Ses lignes sur l’arrivée salvatrice du soir et plus loin, sur son sentiment sur le caractère « déprimant » de la « bataille moderne » sont touchantes. Malgré toute sa bravoure, son panache, sa volonté de fer et son optimisme, on le prend parfois à avouer son dénuement devant cette guerre atroce : « Une guerre comme la nôtre, avec l’armement actuel, est la plus grande des folies, le plus grand des crimes ». Il rêvait de guerres napoléoniennes, de champs de bataille et d’assaut de cavalerie à l’ancienne. Mais c’est bien connu, tout le monde s’est surpris à se voir dans une guerre inédite dans sa forme et son déroulement. Voilà qu’en présentant cette lettre par des détails, j’en viens à dire combien elle est peut-être la plus touchante de toutes, on est pourtant au tout début de cette guerre et il y a déjà tout : un farouche patriotisme, une envie incontestable de vaincre, et une vision d’horreur, de crime et d’absurdité, un peu de mélancolie. Et cette vision vient d’un soldat modèle qui récoltera cinq citations durant ce conflit, entrera sous-lieutenant de cavalerie et en sortira capitaine (à titre temporaire) versé dans l’extraordinaire aviation. Il en vient même parfois à parler au passé du conflit, alors même qu’il y est plongé, comme si « l’affaire » était réglée.

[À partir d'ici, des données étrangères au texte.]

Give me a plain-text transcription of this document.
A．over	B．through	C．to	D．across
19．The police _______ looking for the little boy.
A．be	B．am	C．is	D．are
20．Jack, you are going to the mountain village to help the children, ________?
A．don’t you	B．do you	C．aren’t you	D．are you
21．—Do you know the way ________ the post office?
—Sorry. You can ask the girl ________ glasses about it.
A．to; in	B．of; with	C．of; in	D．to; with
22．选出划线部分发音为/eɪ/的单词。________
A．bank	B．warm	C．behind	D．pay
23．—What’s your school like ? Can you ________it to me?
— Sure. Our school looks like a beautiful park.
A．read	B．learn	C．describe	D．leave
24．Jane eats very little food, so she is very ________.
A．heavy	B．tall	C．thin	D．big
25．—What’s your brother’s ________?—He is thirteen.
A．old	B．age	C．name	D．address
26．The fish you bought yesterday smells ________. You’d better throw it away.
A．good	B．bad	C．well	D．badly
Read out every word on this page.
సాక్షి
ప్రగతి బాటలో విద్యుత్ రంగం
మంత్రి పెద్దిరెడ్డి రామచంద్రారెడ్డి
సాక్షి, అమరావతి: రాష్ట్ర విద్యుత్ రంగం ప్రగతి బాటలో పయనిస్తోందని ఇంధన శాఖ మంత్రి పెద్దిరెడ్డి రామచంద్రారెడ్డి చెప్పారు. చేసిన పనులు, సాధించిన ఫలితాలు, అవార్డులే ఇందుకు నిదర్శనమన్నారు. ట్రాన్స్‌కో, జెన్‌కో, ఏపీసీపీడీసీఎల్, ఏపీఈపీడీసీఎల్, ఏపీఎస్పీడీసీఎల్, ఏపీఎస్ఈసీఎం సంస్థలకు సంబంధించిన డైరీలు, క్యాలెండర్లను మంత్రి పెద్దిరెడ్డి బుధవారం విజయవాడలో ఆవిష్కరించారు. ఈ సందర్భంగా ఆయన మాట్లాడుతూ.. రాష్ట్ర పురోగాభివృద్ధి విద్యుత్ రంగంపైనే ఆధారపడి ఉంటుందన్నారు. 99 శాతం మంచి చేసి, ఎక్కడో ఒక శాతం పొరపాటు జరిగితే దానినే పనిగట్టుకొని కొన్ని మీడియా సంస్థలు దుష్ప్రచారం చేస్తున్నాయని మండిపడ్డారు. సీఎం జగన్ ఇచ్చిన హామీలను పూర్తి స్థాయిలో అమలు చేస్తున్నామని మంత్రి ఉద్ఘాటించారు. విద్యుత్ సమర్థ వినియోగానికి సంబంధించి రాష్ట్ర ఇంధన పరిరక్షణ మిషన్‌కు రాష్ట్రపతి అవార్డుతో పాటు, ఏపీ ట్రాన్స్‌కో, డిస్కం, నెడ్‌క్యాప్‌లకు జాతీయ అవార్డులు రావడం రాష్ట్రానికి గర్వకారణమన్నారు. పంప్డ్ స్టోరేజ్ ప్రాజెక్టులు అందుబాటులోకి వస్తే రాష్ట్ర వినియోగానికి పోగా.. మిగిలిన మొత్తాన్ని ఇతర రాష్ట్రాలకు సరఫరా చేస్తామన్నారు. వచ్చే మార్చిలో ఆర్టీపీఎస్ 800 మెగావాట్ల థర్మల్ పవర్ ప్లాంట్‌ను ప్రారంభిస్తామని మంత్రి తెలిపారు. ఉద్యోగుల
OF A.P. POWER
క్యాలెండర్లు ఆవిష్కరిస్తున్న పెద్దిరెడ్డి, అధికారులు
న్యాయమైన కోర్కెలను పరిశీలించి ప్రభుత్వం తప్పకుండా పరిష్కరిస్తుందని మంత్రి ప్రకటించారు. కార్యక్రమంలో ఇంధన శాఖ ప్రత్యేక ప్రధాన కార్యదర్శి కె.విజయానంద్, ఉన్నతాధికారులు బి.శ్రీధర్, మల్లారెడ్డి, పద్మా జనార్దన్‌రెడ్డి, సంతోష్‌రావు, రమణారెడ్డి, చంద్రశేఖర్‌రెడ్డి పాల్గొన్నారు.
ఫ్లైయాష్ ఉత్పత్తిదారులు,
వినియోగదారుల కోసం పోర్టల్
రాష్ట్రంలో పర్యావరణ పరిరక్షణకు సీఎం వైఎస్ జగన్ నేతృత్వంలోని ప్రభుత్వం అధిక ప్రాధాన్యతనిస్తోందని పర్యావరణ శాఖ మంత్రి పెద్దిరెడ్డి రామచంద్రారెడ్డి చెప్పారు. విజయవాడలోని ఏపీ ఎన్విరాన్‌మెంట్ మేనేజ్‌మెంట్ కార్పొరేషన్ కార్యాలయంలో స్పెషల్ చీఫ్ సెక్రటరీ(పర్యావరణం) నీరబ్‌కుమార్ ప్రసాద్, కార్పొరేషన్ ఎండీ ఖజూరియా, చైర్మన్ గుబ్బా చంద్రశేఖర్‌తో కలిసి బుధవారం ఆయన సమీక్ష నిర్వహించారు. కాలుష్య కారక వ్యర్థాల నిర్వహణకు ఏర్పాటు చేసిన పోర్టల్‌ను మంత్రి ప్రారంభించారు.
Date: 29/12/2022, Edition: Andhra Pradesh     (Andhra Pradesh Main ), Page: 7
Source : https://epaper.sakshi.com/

René Chambe - 20e Dragons - Carte en franchise du 8 octobre 1914


Carte en franchise de René Chambe à son frère Joseph du Jeudi 8 octobre 1914 :

« Jeudi 8 octobre 1914

[…] Tu me demandes mes impressions. Je te promets de te les écrire dès que je pourrai. Mais quand !!!! Songe que depuis 6 jours nous sommes au feu constamment, constamment. Là où nous sommes se livre une bataille gigantesque… Quand partira cette carte que je t’écris hâtivement, assis sur le bord d’un chemin, au revers d’un talus !! Hier encore j’ai fait une très belle reconnaissance. J’ai une balle qui a traversé mon casque. Mon vieux celle-là n’est pas passée très loin ! Un joli souvenir à conserver dans les bibelots de famille… Je vais très bien, très bien malgré le manque de sommeil et la tension d’esprit (choses très pénibles) […] ».

 

Lettre de René Chambe à son frère Joseph du Jeudi 8 octobre 1914 :

« Jeudi 8 octobre 1914

            Mon cher Jo, ce soir malgré l’envie folle que j’ai de me jeter dans la paille et de dormir comme une brute je tiens absolument à t’écrire.

            Oh il me faut du courage tu sais ! Songe qu’il est onze heure du soir, que nous arrivons dans un petit village où nous sommes au cantonnement d’abrite (l’ennemi est à 2 km) et songe aussi que cette lettre, je te l’écris sans presque avoir l’espoir qu’elle te parvienne !

            Je veux t’écrire ici mes impressions comme tu me le réclames. Ne fais attention ni au style, ni à l’écriture, ni au papier, ni à rien. Je dors, je dors !

            Mes impressions ? Je prends une journée de guerre : D’abord nous vivons dans une atmosphère très spéciale. Il nous semble que nous sommes séparés du reste des vivants, que tout ce que nous avons fait avant la déclaration de guerre est lointain, lointain ! Et c’est pourquoi tu ne peux t’imaginer à quel point je tiendrais à ce que tous dans vos lettres vous m’écriviez beaucoup de petits détails de la vie courante, des riens qui vous paraissent insignifiants, mais qui, pour nous, prennent une importance émouvante et immense.

            Vois-tu nous vivons dans la mort. Elle ne frappe pas toujours, mais à chaque instant elle peut venir brutalement. Ce qui a de fantastique c’est qu’on s’y habitue très bien. On accepte.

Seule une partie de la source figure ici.